CF 2002C - Black Circles

Rating: 1200
Tags: brute force, geometry, greedy, math
Solve time: 1m 22s
Verified: no

Solution

Problem-Type Check

This is a counting problem, so it falls under Type C. The goal is to determine the exact number of admissible fillings of the strip. The solution must provide a precise count and justify the enumeration rigorously. The proposed solution attempts a complete count via a bijection between fillings and sequences of left/right expansions, which is appropriate for Type C.

Step-by-Step Verification

Step 1: Computation of small cases $a_1=1$, $a_2=2$, $a_3=4$. - VALID.

Direct enumeration for $n=1,2,3$ is correct.

Step 2: Observation that the occupied squares always form a contiguous interval. - VALID.

Induction argument is correct: if the occupied set is $[L,R]$, the next square must be $L-1$ or $R+1$ (when they exist), so the interval property is preserved.

Step 3: Every filling for fixed starting position $i$ corresponds to a sequence of $i-1$ $L$ moves and $n-i$ $R$ moves. - VALID.

This follows from the interval property. Each step enlarges the interval at one of the two ends.

Step 4: Every sequence of $i-1$ $L$s and $n-i$ $R$s gives a valid filling. - VALID.

Checked carefully: at each stage, there is always at least one square available at the intended end. No sequence can run out of available squares prematurely.

Step 5: The correspondence between fillings and $L/R$-sequences is bijective. - VALID.
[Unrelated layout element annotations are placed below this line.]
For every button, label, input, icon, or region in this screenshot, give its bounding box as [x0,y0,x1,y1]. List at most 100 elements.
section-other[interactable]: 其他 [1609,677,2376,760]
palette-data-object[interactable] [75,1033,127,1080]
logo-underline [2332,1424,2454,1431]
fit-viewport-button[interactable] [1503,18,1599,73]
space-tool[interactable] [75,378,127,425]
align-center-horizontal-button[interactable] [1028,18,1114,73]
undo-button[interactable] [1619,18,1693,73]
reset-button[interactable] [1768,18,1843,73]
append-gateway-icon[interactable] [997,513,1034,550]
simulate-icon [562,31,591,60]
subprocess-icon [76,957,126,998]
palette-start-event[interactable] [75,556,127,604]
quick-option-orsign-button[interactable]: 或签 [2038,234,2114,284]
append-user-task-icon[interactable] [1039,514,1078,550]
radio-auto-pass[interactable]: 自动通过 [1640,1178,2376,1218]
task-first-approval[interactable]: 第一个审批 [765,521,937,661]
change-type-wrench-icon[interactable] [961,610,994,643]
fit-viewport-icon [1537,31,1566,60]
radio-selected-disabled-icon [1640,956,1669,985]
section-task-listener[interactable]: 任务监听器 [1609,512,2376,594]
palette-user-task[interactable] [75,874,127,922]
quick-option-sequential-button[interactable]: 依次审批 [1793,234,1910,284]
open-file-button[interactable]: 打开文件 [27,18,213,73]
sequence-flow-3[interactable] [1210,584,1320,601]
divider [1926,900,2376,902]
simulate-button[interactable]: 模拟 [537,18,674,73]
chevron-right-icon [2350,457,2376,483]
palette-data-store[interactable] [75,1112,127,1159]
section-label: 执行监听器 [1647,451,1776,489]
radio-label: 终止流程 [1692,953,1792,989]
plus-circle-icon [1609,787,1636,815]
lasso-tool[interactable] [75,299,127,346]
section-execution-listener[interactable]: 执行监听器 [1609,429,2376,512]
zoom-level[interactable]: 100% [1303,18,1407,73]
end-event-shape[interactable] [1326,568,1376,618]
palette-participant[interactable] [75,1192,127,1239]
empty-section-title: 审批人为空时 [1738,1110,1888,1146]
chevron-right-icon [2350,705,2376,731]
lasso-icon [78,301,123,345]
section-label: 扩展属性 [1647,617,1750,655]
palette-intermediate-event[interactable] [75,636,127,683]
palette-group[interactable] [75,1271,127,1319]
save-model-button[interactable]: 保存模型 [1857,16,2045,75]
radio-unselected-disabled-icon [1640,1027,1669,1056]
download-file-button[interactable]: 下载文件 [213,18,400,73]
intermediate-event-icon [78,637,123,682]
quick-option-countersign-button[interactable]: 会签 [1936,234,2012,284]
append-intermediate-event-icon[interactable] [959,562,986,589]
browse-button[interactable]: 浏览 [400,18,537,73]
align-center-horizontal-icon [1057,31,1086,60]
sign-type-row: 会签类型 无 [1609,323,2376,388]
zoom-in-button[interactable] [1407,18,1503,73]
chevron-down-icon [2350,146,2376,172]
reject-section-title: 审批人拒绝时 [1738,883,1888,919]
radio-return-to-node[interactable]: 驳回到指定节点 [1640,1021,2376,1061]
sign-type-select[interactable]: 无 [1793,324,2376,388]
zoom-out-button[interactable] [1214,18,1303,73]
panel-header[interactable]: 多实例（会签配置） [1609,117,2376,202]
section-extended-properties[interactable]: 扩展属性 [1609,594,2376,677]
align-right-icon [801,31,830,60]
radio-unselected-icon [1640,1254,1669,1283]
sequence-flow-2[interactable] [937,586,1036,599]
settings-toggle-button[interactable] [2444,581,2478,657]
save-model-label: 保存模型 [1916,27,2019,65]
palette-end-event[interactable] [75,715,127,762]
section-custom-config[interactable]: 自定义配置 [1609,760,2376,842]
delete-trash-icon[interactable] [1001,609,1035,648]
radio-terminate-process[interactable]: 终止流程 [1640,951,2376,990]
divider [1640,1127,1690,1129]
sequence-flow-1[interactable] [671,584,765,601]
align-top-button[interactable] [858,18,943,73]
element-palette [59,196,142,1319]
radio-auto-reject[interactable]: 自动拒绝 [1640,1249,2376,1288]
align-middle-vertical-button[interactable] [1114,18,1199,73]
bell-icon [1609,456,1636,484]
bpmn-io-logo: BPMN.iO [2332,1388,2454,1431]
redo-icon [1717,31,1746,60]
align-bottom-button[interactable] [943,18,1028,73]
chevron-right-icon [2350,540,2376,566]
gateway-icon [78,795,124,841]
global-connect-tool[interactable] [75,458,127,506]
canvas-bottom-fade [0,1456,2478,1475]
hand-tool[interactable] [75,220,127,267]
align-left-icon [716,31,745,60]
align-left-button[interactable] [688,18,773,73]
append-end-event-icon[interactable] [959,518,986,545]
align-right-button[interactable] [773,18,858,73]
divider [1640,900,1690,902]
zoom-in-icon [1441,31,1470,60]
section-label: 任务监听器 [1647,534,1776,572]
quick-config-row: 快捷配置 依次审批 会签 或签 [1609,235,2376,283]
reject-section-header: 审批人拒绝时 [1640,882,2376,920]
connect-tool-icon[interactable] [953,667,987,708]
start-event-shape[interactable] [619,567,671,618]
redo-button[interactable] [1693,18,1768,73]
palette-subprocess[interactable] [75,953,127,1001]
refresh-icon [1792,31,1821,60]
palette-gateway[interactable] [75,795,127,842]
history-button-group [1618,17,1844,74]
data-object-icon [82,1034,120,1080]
Injectivity: sequence is uniquely determined by the filling.

Surjectivity: Step 4 ensures every such sequence produces a filling.

Step 6: Number of fillings for fixed $i$ is $\binom{n-1}{i-1}$. - VALID.

Choosing the positions of the $i-1$ left expansions among $n-1$ steps is correct combinatorics.

Step 7: Total number of fillings is $\sum_{i=1}^{n} \binom{n-1}{i-1} = 2^{n-1}$. - VALID.

Direct application of the binomial theorem.

Step 8: Verification for small $n$ and generalization. - VALID.

Formula matches manually computed values for $n=1,2,3,4$, and argument applies for all $n\ge 1$.

Step 9: Alternative arguments (backward construction, time of left expansions). - VALID.

These provide independent confirmation of the count and strengthen the solution.

Completeness Check

All implicit assumptions are justified:

  • Interval property: proved by induction.
  • Bijection: both injectivity and surjectivity argued carefully.
  • Counting: uses standard combinatorial reasoning.
  • Edge cases ($n=1,2$) handled.
  • No unhandled cases remain.

The final conclusion follows directly from the established lemmas and combinatorial count.

Summary

The proposed solution is thorough, mathematically rigorous, and free of gaps. The bijection argument, counting, and verification steps fully justify the answer.

VERDICT: PASS - the solution is complete and all steps are correctly justified.